NICOLA Sturgeon's Government will likely lose any court battle over another independence referendum, a former senior civil servant who played a key role in negotiating the terms of the 2014 vote has said.

Professor Ciaran Martin, who was constitution director at the Cabinet Office between 2011 and 2014, predicted the row is heading for a "stalemate".

The SNP previously said it will legislate in Holyrood for another vote and request the power to hold a referendum from the UK Government.

The party insists Downing Street would then be left with three options: agree that the Scottish Parliament already has the power to legislate for a referendum, agree to a section 30 order to put that question beyond any doubt, or take legal action to dispute the basis of the referendum "and seek to block the will of the Scottish people in the courts".

Mr Martin said he did not think the Scottish Government would win such a court case.

He made the comments during an event at the Edinburgh International Book Festival, in which he appeared alongside Professor Sir Tom Devine, Scotland's pre-eminent historian. 

READ MORE: Sir Tom Devine: Those who think independence threat is receding are living in fool's paradise

The pair were discussing the question: where next for the United Kingdom?

Mr Martin, a professor at Oxford University’s Blavatnik School of Government, predicted a "prolonged game of constitutional chess".
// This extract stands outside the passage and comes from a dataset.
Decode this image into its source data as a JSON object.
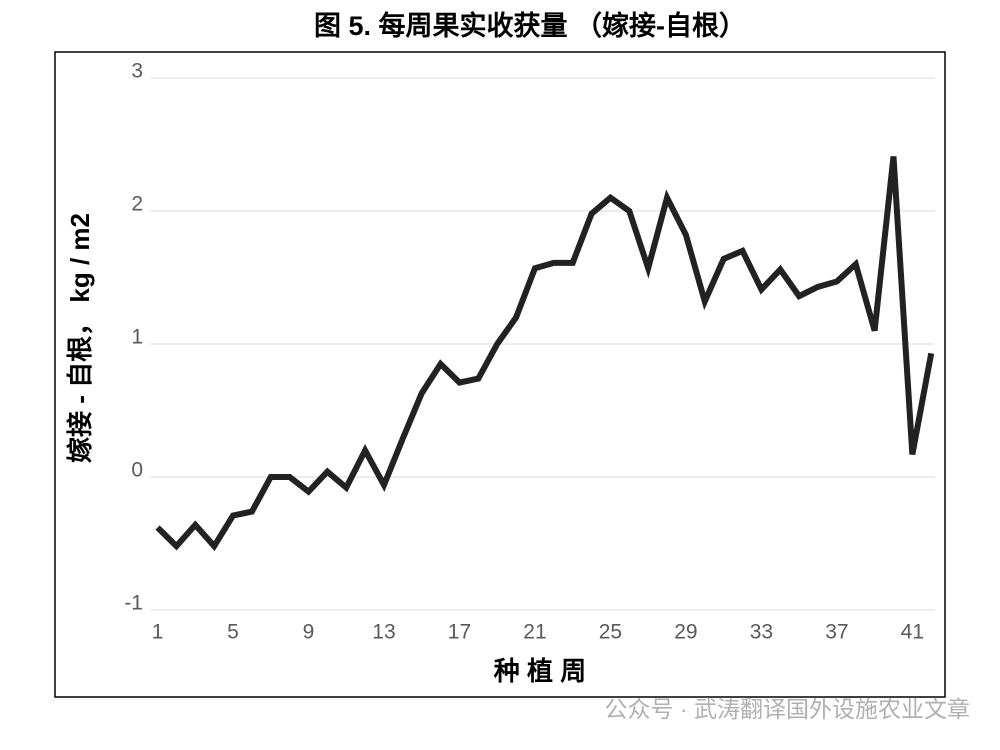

He said: "At some point, Holyrood will use its comfortable pro-referendum majority to pass a motion requesting a Section 30 order to grant a referendum. 

"The UK Government will refuse that.

"Holyrood will begin to legislate for a referendum anyway, probably at some point next year, and it will likely end up in court.

"I think, but I'm not a lawyer nor can anyone predict court cases with confidence, but I think the Scottish Government will lose.

"But ultimately, I think that even if they pulled off a surprise win, Westminster could change the law, it could refuse to recognise the result or unionists could boycott the vote.

"My point here is that in law the smooth path to independence sought by Scottish nationalists depends entirely on Westminster's acquiescence, so if Westminster withholds that acquiescence then there's a stalemate.

"We're heading for a stalemate and how a stalemate plays out is something I can't predict."

Elsewhere, Sir Tom said those in London who think the threat of Scottish independence is receding are living in a "fool's paradise".

He argued the union remains in greater danger than at any time since the 1745 Jacobite rising. 

Mr Martin also said the narrative that the threat to the union is receding is "short-term political analysis gone mad".

He said there has been a "sustained, enduring swing" to independence over the course of a decade, while younger Scots back Yes in substantial numbers.

He added: "Now demography is not always destiny and people change their minds, but I think in the historical context these are terrible numbers for the British state.

"The union in 2021 is in better shape than it was in 2020, but apart from that the prospects for it are in worse shape than it any time since, I would venture, the 1760s."

Ms Sturgeon previously said a second independence referendum should be held in the "first half" of this parliamentary term.

The First Minister said she did not propose holding another vote "while we are still grappling with the Covid crisis".